Compito del terapista = portare gli assunti di base di tipo mitico ad un'estremizzazione tale che il paziente non li possa più accettare come propri e possa quindi passare dalla posizione di difensore a quella di attaccante degli stessi.
Difficoltà
- Pz con legami genitoriali caratterizzati da basso livello di cure: difficoltà a fidarsi del terapeuta.
- Pz con legami genitoriali caratterizzati da iperprotezione: può tendere a definire un legame di estrema dipendenza dal terapista o viceversa proseguire in modo conflittuale.
È importante che il terapeuta accetti pienamente il pz: sentirsi accettati come persona permette al pz di imparare a sua volta a stimarsi e amarsi.
Il soggetto si rende conto che il terapeuta non è l'eroe e che ha dei limiti; il terapista mostrerà i propri limiti permettendo al pz di odiarlo (critiche e aggressioni).
Difficoltà
- Per il pz: difficoltà ad esprimere i propri sentimenti positivi se questi non sono stati accettati dall'altro.
- Per il terapeuta: deve essere psicologicamente sano.
Il terapista, offrendosi come modello che esprime ed accetta i propri limiti (continua ad amarsi) permette al pz di fare altrettanto: il pz può quindi esprimere se stesso sentendosi, nel momento in cui lo fa, realmente accettato.
Incoraggiamento del pz nella ricerca dei propri ricordi d'infanzia, nella ricostruzione delle esperienze affettive con le figure di attaccamento, la costruzione della sua immagine di sé: rivedere i rapporti affettivi significativi del pz dando significato più reale alle tante frustrazioni affettive vissute in modo che impari a vederle e a viverle nella loro giusta dimensione.
Difficoltà
- Per il pz: accettare di non essere per il terapista l'unica persona affettivamente, né la più importante/significativa; avere il coraggio di uscire dal porto sicuro del setting terapeutico e di navigare nell'oceano (affrontare la vita al di fuori dello studio dell'analista).
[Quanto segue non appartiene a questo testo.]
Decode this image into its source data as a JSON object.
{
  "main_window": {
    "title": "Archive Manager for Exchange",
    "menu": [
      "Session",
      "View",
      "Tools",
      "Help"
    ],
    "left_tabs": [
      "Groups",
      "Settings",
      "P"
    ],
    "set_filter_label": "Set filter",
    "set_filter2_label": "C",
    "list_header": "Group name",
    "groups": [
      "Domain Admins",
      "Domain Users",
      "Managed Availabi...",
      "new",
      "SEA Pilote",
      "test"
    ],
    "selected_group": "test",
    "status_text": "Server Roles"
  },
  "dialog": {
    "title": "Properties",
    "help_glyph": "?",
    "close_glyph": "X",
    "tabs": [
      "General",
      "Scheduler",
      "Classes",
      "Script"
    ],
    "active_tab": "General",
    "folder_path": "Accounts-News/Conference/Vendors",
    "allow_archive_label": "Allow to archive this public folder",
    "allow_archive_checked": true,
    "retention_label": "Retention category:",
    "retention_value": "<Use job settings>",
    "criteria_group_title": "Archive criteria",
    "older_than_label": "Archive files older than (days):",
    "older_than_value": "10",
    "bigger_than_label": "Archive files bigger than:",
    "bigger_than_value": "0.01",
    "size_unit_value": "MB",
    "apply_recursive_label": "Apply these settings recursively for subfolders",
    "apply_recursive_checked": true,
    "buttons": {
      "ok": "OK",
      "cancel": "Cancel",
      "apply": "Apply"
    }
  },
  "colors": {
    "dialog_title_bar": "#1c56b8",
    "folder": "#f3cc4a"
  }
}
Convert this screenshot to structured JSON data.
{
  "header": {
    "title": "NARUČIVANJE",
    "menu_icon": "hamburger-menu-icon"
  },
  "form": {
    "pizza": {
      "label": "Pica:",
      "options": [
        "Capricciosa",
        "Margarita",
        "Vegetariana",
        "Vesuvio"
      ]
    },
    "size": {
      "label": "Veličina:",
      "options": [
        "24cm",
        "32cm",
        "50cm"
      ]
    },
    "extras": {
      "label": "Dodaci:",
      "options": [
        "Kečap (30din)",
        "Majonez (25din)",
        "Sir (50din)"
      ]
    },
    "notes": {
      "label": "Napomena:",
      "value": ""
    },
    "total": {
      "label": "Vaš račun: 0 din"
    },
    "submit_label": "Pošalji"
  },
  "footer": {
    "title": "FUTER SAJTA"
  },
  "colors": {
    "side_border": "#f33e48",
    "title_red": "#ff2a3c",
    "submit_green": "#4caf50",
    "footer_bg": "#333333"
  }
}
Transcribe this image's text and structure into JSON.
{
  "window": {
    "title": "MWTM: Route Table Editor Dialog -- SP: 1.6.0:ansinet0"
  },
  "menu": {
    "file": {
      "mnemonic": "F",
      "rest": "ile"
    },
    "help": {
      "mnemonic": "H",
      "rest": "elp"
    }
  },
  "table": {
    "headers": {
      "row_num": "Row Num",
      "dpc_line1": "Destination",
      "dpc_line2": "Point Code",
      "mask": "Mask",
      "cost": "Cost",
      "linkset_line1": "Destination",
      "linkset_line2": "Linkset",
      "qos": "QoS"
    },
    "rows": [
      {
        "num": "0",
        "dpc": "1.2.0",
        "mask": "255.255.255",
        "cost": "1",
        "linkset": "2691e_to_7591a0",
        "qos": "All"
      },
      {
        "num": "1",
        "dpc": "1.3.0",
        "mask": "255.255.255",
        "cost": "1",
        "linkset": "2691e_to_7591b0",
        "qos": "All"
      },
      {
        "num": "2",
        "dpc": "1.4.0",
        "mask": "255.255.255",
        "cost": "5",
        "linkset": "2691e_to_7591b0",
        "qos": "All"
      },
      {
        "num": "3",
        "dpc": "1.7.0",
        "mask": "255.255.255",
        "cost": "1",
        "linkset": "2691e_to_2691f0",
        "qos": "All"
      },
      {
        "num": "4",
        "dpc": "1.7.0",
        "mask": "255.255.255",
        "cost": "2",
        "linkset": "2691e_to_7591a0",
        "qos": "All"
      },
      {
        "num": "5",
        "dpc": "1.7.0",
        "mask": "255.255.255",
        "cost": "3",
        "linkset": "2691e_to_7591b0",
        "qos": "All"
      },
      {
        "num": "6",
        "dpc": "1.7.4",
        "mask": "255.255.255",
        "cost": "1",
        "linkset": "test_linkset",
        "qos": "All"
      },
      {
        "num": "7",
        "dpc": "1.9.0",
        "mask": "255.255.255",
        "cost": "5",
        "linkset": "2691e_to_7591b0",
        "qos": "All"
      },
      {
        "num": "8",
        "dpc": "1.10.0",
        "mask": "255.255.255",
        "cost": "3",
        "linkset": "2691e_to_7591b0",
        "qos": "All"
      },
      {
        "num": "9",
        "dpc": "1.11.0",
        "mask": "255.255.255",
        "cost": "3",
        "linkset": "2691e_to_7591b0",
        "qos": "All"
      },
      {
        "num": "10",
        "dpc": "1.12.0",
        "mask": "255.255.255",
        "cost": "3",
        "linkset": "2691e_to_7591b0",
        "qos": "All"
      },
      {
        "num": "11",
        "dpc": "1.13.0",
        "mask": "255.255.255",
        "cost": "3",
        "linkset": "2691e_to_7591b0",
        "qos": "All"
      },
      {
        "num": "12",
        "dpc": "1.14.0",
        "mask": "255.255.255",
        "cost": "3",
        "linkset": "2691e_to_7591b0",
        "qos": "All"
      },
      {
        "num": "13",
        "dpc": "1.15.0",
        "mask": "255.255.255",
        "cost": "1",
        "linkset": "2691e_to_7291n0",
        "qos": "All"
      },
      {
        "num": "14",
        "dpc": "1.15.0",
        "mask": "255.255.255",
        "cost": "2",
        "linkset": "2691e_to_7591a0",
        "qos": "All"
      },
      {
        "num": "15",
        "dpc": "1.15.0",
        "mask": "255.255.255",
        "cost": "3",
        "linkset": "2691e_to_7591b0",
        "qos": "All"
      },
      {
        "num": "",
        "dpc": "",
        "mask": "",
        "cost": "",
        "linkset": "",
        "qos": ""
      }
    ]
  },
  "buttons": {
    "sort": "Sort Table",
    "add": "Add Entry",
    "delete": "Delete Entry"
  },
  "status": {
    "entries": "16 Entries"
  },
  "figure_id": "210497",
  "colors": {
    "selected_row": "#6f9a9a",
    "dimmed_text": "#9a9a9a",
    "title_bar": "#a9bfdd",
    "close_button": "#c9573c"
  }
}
- Per il terapeuta: accettare il ruolo di porto sicuro x il pz.
Elementi di una buona attività di ascolto
- Non interrompere chi parla quando parla di sé.
- Non giudicare.
- Mettersi nei panni dell’altro, cercando di assumere il punto di vista del proprio interlocutore.
- Dimostrare empatia, condividendo, per quello che è umanamente possibile, le sensazioni che l'altro manifesta.
- Verificare la comprensione, sia a livello dei contenuti che della relazione, favorendo l'esposizione da parte dell’altro del proprio pensiero, dei propri vissuti e dei propri sentimenti.
- Ricordare sempre che nessuno ha il diritto di pretendere che un altro si comporti in un modo o in un altro, ognuno è libero di scegliere cosa e come pensare ma anche dove e come agire.
- Proteggere ciò che una persona comunica (segreto professionale).
Evitare di
Evitare di: dare ordini, mettere in guardia, moralizzare, persuadere con la logica, interpretare, elogiare, ridicolizzare.
7 rules dell'arte di ascoltare
- Non avere fretta di arrivare alle conclusioni.
- Quel che vedi dipende dal tuo punto di vista.
- Se vuoi comprendere quel che un altro sta dicendo, devi assumere che ha ragione e chiedergli di aiutarti a vedere le cose e gli eventi dalla sua prospettiva.
- Le emozioni sono degli strumenti conoscitivi fondamentali se sai comprendere il loro linguaggio.
- Un buon ascoltatore è un esploratore di mondi possibili: i segnali più importanti per lui sono quelli che si presentano alla coscienza come al tempo stesso trascurabili e fastidiosi, marginali e irritanti, perché incongruenti con le proprie certezze.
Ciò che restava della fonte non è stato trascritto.